I wanted to share my wedding invitations as an example of the stationary I handcrafted for our wedding. Unfortunately, I don’t have any invitations left, or even a picture. I spend dozens (and dozens!) of hours silkscreening my invitations, and I don’t even have one picture of all that work. This is why it is crucial to drastically overestimate the number of invitations you may need, if your family is as wishy-washy and uncommitted as that of my husband. Our limiting factor for our wedding was the space – our ceremony room held 180 individuals, maximum. Due to that constraint, we had an A list, and unfortunately, also had to have a B list. I had counted the number of invites I would need if we went through every single person on the A list and on the B list… and added 40, “just in case.”

People, this STILL wasn’t enough. Forty extra invitations… and I still ran out. My husband’s family treated our (hopefully) once-in-a-lifetime wedding (for our families, a wedding is a rare event – my husband and I are both only children and only grandchildren on both sides, so it’s not like they can just wait for the next wedding to come along!) like a family reunion. Roughly 30 of his family members RSVP’d yes… and then a few weeks later called back and changed their mind, because so-and-so (a cousin, niece, aunt, sibling, whomever) wasn’t going to make it to the wedding, so they decided not to come (this was, of course, on top of the other guests who declined attendance from the beginning). As we had to do significant trimming of our initial list even to get down to a B list, we had lots of family friends who were thrilled to come… but that required invitations. And thus, I ran through all of ours. And the ones I had saved for myself, and sent to my parents, and my mother-in-law, and even had to ask my labmates for the invitations I had send to them (tacky, yes, but as a bunch of bachelors, they had all admitted that they were just going to throw the invitation out anyway). The moral of this story is that you can NEVER have too many invitations – and if you care about your invites, TAKE A PICTURE before you send them all away!

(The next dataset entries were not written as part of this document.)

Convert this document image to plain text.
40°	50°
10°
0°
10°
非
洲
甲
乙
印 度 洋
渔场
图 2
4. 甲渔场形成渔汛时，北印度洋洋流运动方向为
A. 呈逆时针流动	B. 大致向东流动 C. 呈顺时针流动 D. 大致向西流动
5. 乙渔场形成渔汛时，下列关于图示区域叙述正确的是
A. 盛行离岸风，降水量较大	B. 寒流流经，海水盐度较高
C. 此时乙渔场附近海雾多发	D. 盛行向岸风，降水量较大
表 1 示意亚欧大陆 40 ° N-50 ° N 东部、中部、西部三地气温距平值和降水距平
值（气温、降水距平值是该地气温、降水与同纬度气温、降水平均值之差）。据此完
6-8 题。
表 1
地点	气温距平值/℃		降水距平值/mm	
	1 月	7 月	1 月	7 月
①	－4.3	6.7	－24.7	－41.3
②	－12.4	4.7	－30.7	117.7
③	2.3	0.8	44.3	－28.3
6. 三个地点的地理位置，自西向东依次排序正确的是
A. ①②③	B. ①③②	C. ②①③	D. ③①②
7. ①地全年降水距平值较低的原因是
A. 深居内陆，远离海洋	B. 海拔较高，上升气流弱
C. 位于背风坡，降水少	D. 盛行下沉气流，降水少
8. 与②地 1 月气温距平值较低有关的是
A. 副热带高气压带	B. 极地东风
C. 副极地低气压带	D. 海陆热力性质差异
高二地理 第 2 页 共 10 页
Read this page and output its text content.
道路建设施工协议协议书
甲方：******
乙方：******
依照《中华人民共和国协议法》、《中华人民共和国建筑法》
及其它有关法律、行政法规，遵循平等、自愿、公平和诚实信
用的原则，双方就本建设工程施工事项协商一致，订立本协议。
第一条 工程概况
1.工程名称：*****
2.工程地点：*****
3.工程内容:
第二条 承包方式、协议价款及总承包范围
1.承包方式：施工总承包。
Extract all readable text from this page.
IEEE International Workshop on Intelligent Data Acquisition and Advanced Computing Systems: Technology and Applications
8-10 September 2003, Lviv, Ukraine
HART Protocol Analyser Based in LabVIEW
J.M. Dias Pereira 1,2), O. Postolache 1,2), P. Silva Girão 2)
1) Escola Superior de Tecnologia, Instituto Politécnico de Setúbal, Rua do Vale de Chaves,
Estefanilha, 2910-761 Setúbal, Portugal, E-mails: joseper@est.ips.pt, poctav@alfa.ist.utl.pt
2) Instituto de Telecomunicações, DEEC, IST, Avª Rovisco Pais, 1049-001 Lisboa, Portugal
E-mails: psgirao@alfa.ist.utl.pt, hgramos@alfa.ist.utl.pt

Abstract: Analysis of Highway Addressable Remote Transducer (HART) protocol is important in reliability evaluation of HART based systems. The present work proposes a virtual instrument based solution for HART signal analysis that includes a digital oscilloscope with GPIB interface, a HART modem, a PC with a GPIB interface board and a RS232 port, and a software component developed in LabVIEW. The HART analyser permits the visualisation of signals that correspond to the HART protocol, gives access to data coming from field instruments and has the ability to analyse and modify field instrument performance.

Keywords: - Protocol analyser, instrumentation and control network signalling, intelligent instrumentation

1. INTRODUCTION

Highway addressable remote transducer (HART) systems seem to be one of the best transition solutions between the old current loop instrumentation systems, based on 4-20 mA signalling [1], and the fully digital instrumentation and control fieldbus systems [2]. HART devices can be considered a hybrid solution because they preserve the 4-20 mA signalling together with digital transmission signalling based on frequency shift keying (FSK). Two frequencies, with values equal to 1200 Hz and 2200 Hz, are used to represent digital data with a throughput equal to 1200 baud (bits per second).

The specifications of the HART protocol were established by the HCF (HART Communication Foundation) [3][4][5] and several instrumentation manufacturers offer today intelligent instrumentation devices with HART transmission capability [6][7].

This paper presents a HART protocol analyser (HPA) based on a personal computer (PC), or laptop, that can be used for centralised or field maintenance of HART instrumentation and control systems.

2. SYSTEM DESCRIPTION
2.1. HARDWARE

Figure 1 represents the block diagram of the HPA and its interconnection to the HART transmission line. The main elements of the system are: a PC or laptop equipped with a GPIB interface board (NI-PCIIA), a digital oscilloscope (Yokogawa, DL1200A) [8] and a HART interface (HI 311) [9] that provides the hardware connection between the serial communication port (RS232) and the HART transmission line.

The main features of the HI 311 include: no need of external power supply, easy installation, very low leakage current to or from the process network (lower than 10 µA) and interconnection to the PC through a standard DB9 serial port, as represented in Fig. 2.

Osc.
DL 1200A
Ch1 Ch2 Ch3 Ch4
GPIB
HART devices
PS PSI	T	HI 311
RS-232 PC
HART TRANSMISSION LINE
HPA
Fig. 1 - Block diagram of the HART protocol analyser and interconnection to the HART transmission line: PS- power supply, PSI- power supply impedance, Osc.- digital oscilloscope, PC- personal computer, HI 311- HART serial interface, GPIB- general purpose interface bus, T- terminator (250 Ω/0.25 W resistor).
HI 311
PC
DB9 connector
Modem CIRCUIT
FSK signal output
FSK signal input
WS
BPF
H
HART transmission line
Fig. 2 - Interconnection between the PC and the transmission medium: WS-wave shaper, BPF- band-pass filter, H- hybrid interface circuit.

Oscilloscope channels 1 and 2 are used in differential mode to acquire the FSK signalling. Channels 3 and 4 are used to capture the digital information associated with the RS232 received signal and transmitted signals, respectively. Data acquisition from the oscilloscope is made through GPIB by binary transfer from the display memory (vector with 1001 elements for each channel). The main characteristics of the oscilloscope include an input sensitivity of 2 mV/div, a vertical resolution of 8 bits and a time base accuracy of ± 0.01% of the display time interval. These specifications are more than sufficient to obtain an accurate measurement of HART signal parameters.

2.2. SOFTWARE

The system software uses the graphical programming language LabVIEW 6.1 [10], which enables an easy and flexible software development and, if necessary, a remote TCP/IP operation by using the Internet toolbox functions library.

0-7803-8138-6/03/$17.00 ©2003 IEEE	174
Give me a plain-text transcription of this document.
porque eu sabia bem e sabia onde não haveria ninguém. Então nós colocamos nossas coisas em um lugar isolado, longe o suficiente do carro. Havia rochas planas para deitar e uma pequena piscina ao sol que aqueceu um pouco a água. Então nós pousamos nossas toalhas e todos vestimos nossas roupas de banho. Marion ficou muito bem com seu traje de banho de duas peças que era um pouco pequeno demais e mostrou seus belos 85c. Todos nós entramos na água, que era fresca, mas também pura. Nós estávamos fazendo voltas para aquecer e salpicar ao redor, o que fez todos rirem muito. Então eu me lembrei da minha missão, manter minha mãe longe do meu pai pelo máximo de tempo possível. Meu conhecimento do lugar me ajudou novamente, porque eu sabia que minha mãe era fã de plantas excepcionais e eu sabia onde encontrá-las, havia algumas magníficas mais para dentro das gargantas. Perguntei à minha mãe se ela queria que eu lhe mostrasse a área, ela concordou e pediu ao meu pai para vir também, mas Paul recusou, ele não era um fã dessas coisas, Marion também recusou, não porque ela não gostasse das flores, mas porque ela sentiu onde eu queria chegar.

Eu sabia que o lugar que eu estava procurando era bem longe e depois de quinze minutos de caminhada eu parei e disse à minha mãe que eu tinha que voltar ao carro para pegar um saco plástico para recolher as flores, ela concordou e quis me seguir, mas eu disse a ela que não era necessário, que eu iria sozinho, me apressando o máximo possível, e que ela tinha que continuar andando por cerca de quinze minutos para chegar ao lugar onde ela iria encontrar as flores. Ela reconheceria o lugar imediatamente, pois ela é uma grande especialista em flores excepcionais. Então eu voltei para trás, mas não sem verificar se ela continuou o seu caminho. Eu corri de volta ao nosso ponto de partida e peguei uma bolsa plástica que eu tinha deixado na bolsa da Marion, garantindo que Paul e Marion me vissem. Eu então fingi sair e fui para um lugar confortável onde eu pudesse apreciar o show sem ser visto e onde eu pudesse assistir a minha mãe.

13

Instead, what I can offer are pictures of my second-favorite paper product – our programs. When it came to program design, I had one simple requirement: the program had to be small enough to fit comfortable into a tuxedo pocket. I have been to so many weddings and received large programs and not known what to do with them, but a small program fits easily into a clutch or into the pocket of my husband’s tuxedo. Plus, it fits perfectly onto a folded half-sheet of paper!

sewn program
{Jennifer Childress Photography}

For the programs, I used Pearl White metallic cardstock for the cover and vellum for the overlays over the picture (both from Paper and More), and heavy pure white text paper from Paper Source for the insert sheets. To stitch the sheets together, I punched a hole through the assembled booklet spine using a pushpin, and sewed them together using crochet cable thread (the same thread I used to crochet the yarmulkes). For the cover, I originally considered purchasing a custom stamp with our logo and then embossing from the stamp, but I realized that if I ran the cardstock through our Inkjet printer and printed straight onto the paper and dumped the embossing powder on immediately after it came through the printer, the ink was still damp enough to hold the embossing powder.

indesign program
{author’s personal collection}

For me, the most difficult part of the programs was setting up the template to maximize printer space and minimize wasted paper, so i included the template I used from InDesign, as I thought perhaps someone else would find it useful!